Dans les années 1740, plusieurs prêcheurs puritains encouragent, par leurs sermons, le retour à plus de rigueur. Ces années d’ébullition religieuse mènent à l’essor de l’Église méthodiste américaine qui encourage la colonisation vers l’intérieur du continent (Ohio…). Elle réclame également plus de libertés en matière religieuse et fiscale, préparant la révolution américaine.
Ainsi la colonisation anglaise s’est portée essentiellement sur les côtes (de la Virginie au Nouveau-Brunswick). Il s’agit d’une colonisation importante par le nombre des colons impliqués, et qui répond à une logique commerciale et religieuse: nombreux sont ceux qui partent de l’Angleterre pour établir en Nouvelle-Angleterre, un régime politique plus conforme à leurs vues religieuses (ainsi, la colonie de la baie du Massachusetts est une colonie puritaine, le Maryland est catholique…). Les colons repoussent les Indiens vers l’intérieur des terres et deviennent plus nombreux qu’eux.

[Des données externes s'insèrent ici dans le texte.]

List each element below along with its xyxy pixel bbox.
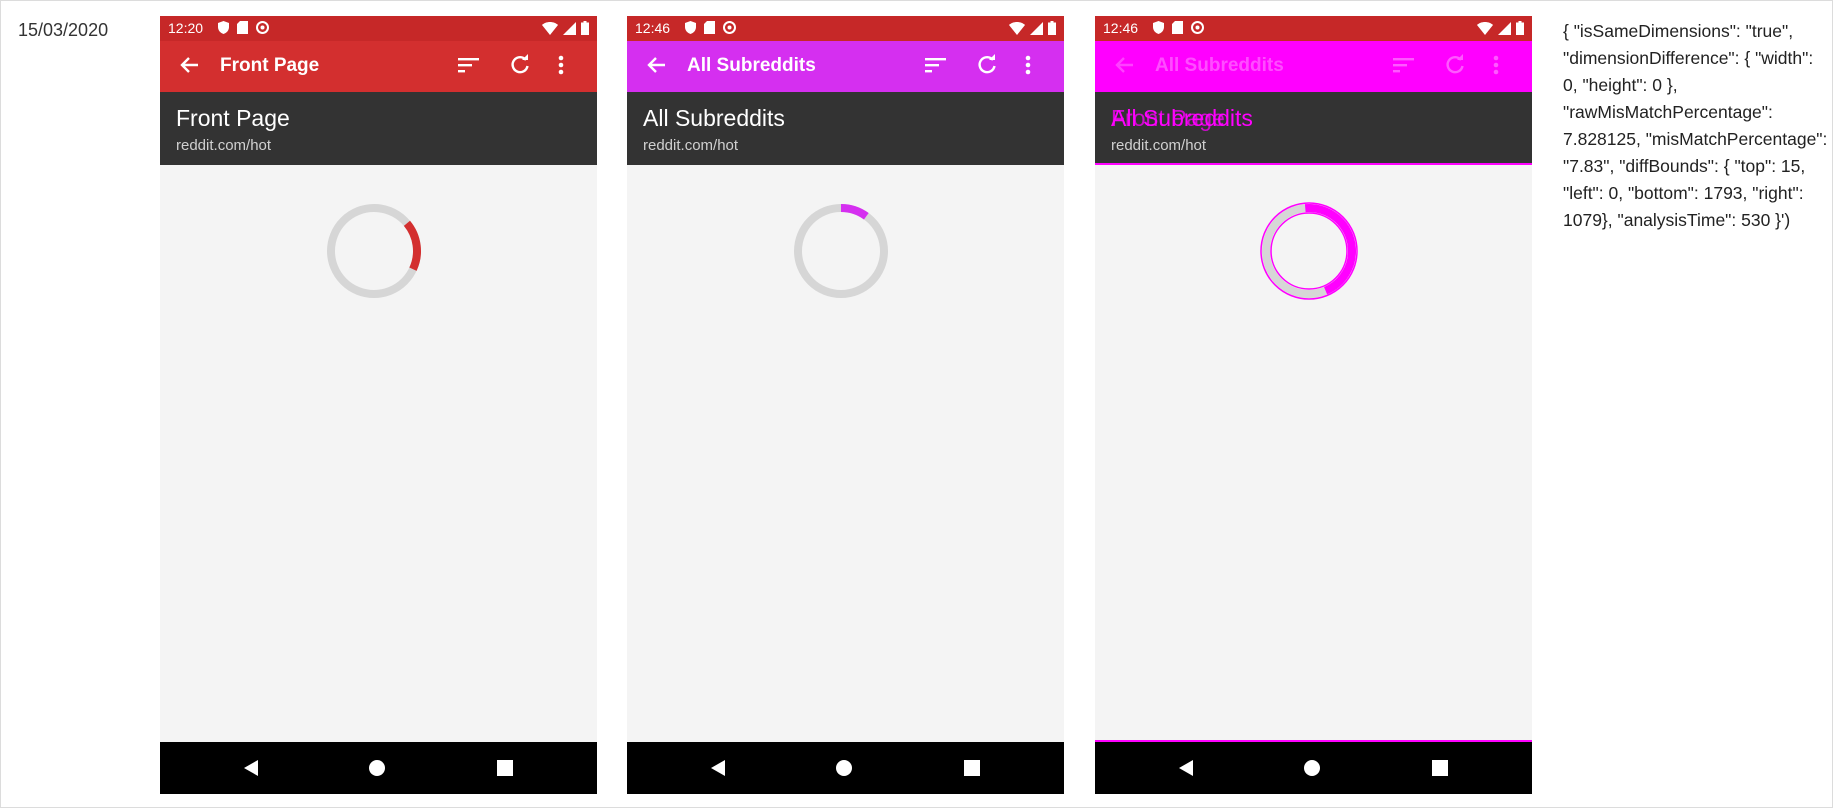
- refresh-icon[interactable]: [509, 54, 531, 76]
- shield-icon: [1153, 21, 1164, 34]
- shield-icon: [218, 21, 229, 34]
- android-nav-bar: [160, 742, 597, 794]
- screenshot-front-page: 12:20 Front Page Front Page reddit.com/h…: [160, 16, 597, 794]
- wifi-icon: [1477, 21, 1493, 35]
- toolbar: All Subreddits: [627, 41, 1064, 92]
- sort-icon[interactable]: [458, 56, 480, 74]
- battery-icon: [1516, 21, 1524, 35]
- nav-back-icon[interactable]: [709, 759, 727, 777]
- diff-result-json: { "isSameDimensions": "true", "dimension…: [1563, 21, 1828, 230]
- arrow-left-icon[interactable]: [178, 54, 200, 76]
- nav-home-icon[interactable]: [835, 759, 853, 777]
- nav-recent-icon[interactable]: [964, 760, 980, 776]
- header-subtitle: reddit.com/hot: [643, 137, 739, 154]
- nav-recent-icon[interactable]: [1432, 760, 1448, 776]
- subreddit-header: All Subreddits reddit.com/hot: [627, 92, 1064, 165]
- loading-spinner: [327, 204, 421, 298]
- status-bar: 12:46: [627, 16, 1064, 41]
- sd-card-icon: [704, 21, 715, 34]
- signal-icon: [563, 21, 576, 35]
- toolbar-title: All Subreddits: [1155, 55, 1284, 76]
- toolbar: Front Page: [160, 41, 597, 92]
- sort-icon[interactable]: [1393, 56, 1415, 74]
- more-vert-icon[interactable]: [558, 54, 564, 76]
- sd-card-icon: [237, 21, 248, 34]
- more-vert-icon[interactable]: [1025, 54, 1031, 76]
- header-subtitle: reddit.com/hot: [176, 137, 272, 154]
- header-subtitle: reddit.com/hot: [1111, 137, 1207, 154]
- status-time: 12:20: [168, 20, 204, 36]
- arrow-left-icon[interactable]: [1113, 54, 1135, 76]
- nav-home-icon[interactable]: [1303, 759, 1321, 777]
- more-vert-icon[interactable]: [1493, 54, 1499, 76]
- refresh-icon[interactable]: [1444, 54, 1466, 76]
- shield-icon: [685, 21, 696, 34]
- nav-home-icon[interactable]: [368, 759, 386, 777]
- battery-icon: [1048, 21, 1056, 35]
- signal-icon: [1030, 21, 1043, 35]
- sync-icon: [723, 21, 736, 34]
- screenshot-all-subreddits: 12:46 All Subreddits All Subreddits redd…: [627, 16, 1064, 794]
- wifi-icon: [542, 21, 558, 35]
- status-bar: 12:46: [1095, 16, 1532, 41]
- nav-back-icon[interactable]: [242, 759, 260, 777]
- loading-spinner: [794, 204, 888, 298]
- date-label: 15/03/2020: [18, 20, 109, 40]
- toolbar-title: All Subreddits: [687, 55, 816, 76]
- status-time: 12:46: [1103, 20, 1139, 36]
- nav-recent-icon[interactable]: [497, 760, 513, 776]
- wifi-icon: [1009, 21, 1025, 35]
- android-nav-bar: [1095, 742, 1532, 794]
- toolbar: All Subreddits: [1095, 41, 1532, 92]
- sync-icon: [256, 21, 269, 34]
- sync-icon: [1191, 21, 1204, 34]
- header-title: Front Page: [176, 105, 290, 131]
- subreddit-header: All Subreddits Front Page reddit.com/hot: [1095, 92, 1532, 165]
- nav-back-icon[interactable]: [1177, 759, 1195, 777]
- subreddit-header: Front Page reddit.com/hot: [160, 92, 597, 165]
- header-title-overlay: Front Page: [1111, 105, 1225, 131]
- status-bar: 12:20: [160, 16, 597, 41]
- header-title: All Subreddits: [643, 105, 785, 131]
- sort-icon[interactable]: [925, 56, 947, 74]
- screenshot-diff: 12:46 All Subreddits All Subreddits Fron…: [1095, 16, 1532, 794]
- sd-card-icon: [1172, 21, 1183, 34]
- loading-spinner-diff: [1260, 202, 1358, 300]
- refresh-icon[interactable]: [976, 54, 998, 76]
- android-nav-bar: [627, 742, 1064, 794]
- arrow-left-icon[interactable]: [645, 54, 667, 76]
- signal-icon: [1498, 21, 1511, 35]
- battery-icon: [581, 21, 589, 35]
- toolbar-title: Front Page: [220, 55, 320, 76]
- status-time: 12:46: [635, 20, 671, 36]
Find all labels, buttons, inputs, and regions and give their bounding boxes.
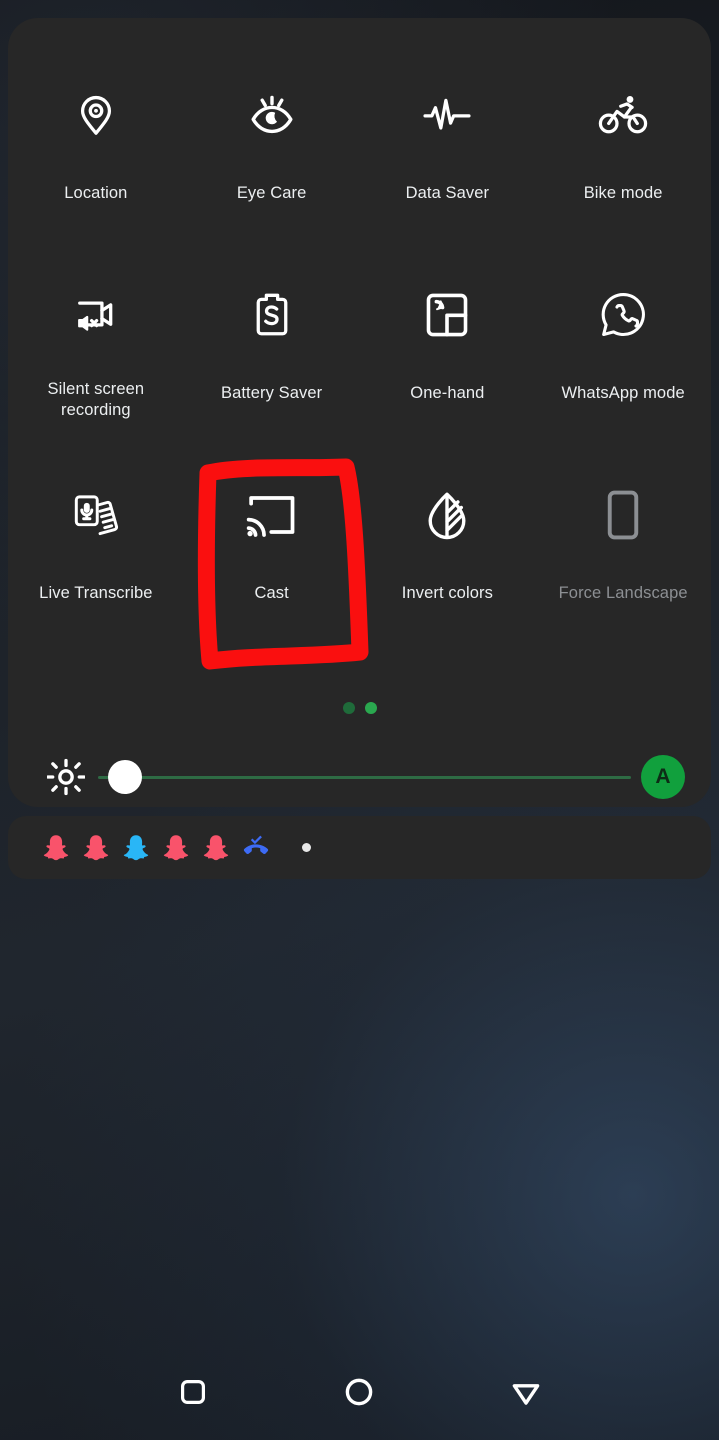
tile-whatsapp-mode[interactable]: WhatsApp mode (535, 278, 711, 478)
snapchat-ghost-icon[interactable] (122, 833, 150, 863)
page-dot-2[interactable] (364, 702, 377, 714)
force-landscape-icon (593, 485, 653, 545)
tile-one-hand[interactable]: One-hand (360, 278, 536, 478)
live-transcribe-icon (66, 485, 126, 545)
tile-label: Invert colors (401, 584, 493, 602)
page-dot-1[interactable] (342, 702, 355, 714)
tile-bike-mode[interactable]: Bike mode (535, 78, 711, 278)
slider-track (98, 775, 631, 779)
navigation-bar (0, 1344, 719, 1440)
brightness-row: A (8, 748, 711, 806)
location-pin-icon (66, 85, 126, 145)
tile-silent-screen-recording[interactable]: Silent screen recording (8, 278, 184, 478)
page-indicator (8, 702, 711, 714)
cast-icon (242, 485, 302, 545)
tile-location[interactable]: Location (8, 78, 184, 278)
tile-force-landscape[interactable]: Force Landscape (535, 478, 711, 678)
snapchat-ghost-icon[interactable] (82, 833, 110, 863)
snapchat-ghost-icon[interactable] (202, 833, 230, 863)
tile-label: Bike mode (583, 184, 663, 202)
tile-label: WhatsApp mode (561, 384, 685, 402)
quick-settings-panel: Location Eye Care Data Saver Bike mode S… (8, 18, 711, 807)
tile-battery-saver[interactable]: Battery Saver (184, 278, 360, 478)
quick-settings-tile-grid: Location Eye Care Data Saver Bike mode S… (8, 78, 711, 678)
recents-button[interactable] (165, 1364, 221, 1420)
tile-label: Location (64, 184, 128, 202)
brightness-sun-icon (38, 758, 94, 796)
silent-screen-record-icon (66, 285, 126, 345)
tile-label: Battery Saver (220, 384, 323, 402)
snapchat-ghost-icon[interactable] (162, 833, 190, 863)
eye-care-icon (242, 85, 302, 145)
tile-label: Live Transcribe (39, 584, 153, 602)
battery-saver-icon (242, 285, 302, 345)
brightness-slider[interactable] (98, 757, 631, 797)
tile-label: Data Saver (405, 184, 490, 202)
one-hand-mode-icon (417, 285, 477, 345)
bicycle-icon (593, 85, 653, 145)
snapchat-ghost-icon[interactable] (42, 833, 70, 863)
tile-data-saver[interactable]: Data Saver (360, 78, 536, 278)
tile-label: One-hand (410, 384, 485, 402)
data-saver-pulse-icon (417, 85, 477, 145)
notification-shelf[interactable] (8, 816, 711, 879)
tile-cast[interactable]: Cast (184, 478, 360, 678)
invert-colors-icon (417, 485, 477, 545)
whatsapp-mode-icon (593, 285, 653, 345)
call-answered-icon[interactable] (242, 833, 270, 863)
tile-label: Eye Care (236, 184, 307, 202)
tile-label: Force Landscape (558, 584, 688, 602)
back-button[interactable] (498, 1364, 554, 1420)
tile-live-transcribe[interactable]: Live Transcribe (8, 478, 184, 678)
notification-overflow-dot (302, 843, 311, 852)
slider-thumb[interactable] (108, 760, 142, 794)
phone-screen: Location Eye Care Data Saver Bike mode S… (0, 0, 719, 1440)
tile-label: Cast (254, 584, 289, 602)
home-button[interactable] (331, 1364, 387, 1420)
auto-brightness-button[interactable]: A (641, 755, 685, 799)
tile-invert-colors[interactable]: Invert colors (360, 478, 536, 678)
tile-eye-care[interactable]: Eye Care (184, 78, 360, 278)
tile-label: Silent screen recording (47, 380, 145, 420)
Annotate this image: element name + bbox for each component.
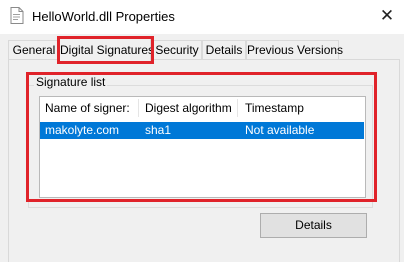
tab-general[interactable]: General [8, 40, 60, 59]
tab-highlight-annotation [57, 36, 154, 64]
tab-previous-versions[interactable]: Previous Versions [246, 40, 343, 59]
close-button[interactable]: ✕ [374, 4, 400, 28]
details-button[interactable]: Details [260, 213, 367, 238]
window-title: HelloWorld.dll Properties [32, 9, 175, 24]
tab-details[interactable]: Details [202, 40, 246, 59]
tab-security[interactable]: Security [152, 40, 202, 59]
dll-file-icon [10, 7, 24, 24]
signature-list-highlight-annotation [26, 72, 377, 202]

Vers 1740 les territoires britanniques d’Amérique du Nord comptent un million d’habitants. Le premier recensement fédéral de 1790 fait état d’une population de quatre millions d’habitants. Outre l'immigration, le taux d'accroissement naturel y est particulièrement élevé. Le taux de natalité varie de 40% à 50% (dans l'Europe de la même époque, le taux se situait plus bas, entre 30% et 40%). Car l'âge des hommes au mariage ne cesse pas de s'abaisser: 27 ans au début XVIIème à 24,6 ans à la fin du XVIIIème. Pour les femmes, il se situe, pour le dernier sondage, à 22,3 ans. L'interprétation est relativement simple. L'âge au mariage varie suivant les ressources disponibles. Or, la terre ne manque pas dans les colonies. II n'est pas nécessaire d'attendre avant de se marier. Ainsi, on a constaté que 15% seulement des familles de la Nouvelle-Angleterre ont moins de trois enfants.
L'Amérique du Nord a un taux de mortalité plus bas que l'Europe: la barre des 25% (en Europe, il monte jusqu'à 35% ou 40%), la Nouvelle-Angleterre faisant mieux que la Virginie. Les historiens, cette fois-ci, éprouvent des difficultés à expliquer cette différence entre les deux rives de l'Atlantique. Une meilleure alimentation en Amérique? Un chauffage plus régulier, grâce à l'abondance du bois? L'absence ou la relative innocuité des épidémies, à cause de la dissémination géographique des établissements ?
Ce qui fait vivre les premiers colons c’est le commerce triangulaire et le travail des esclaves dans les plantations du sud ; néanmoins les colonies du nord se tournent de plus en plus vers la manufacture et l’agriculture sans esclaves tandis que le sud maintient fermement l’esclavage. La société du sud est aussi fortement métissée, car les blancs n’hésitaient pas à avoir des maîtresses noires ou indiennes. Néanmoins elle reste fortement affectée par des idées racistes. Les esclaves sont convertis au christianisme et, rebaptisés, prennent le nom de leur maîtres. Afin de déculturer les noirs, les esclaves de la même ethnie étaient séparés.
Échangés en Afrique contre fusil, poudre à canon, habits, alcool… et diminués au terme de «bois d'ébène», les esclaves seront déportés par des négriers britanniques, mais aussi français, espagnol, danois ou hollandais.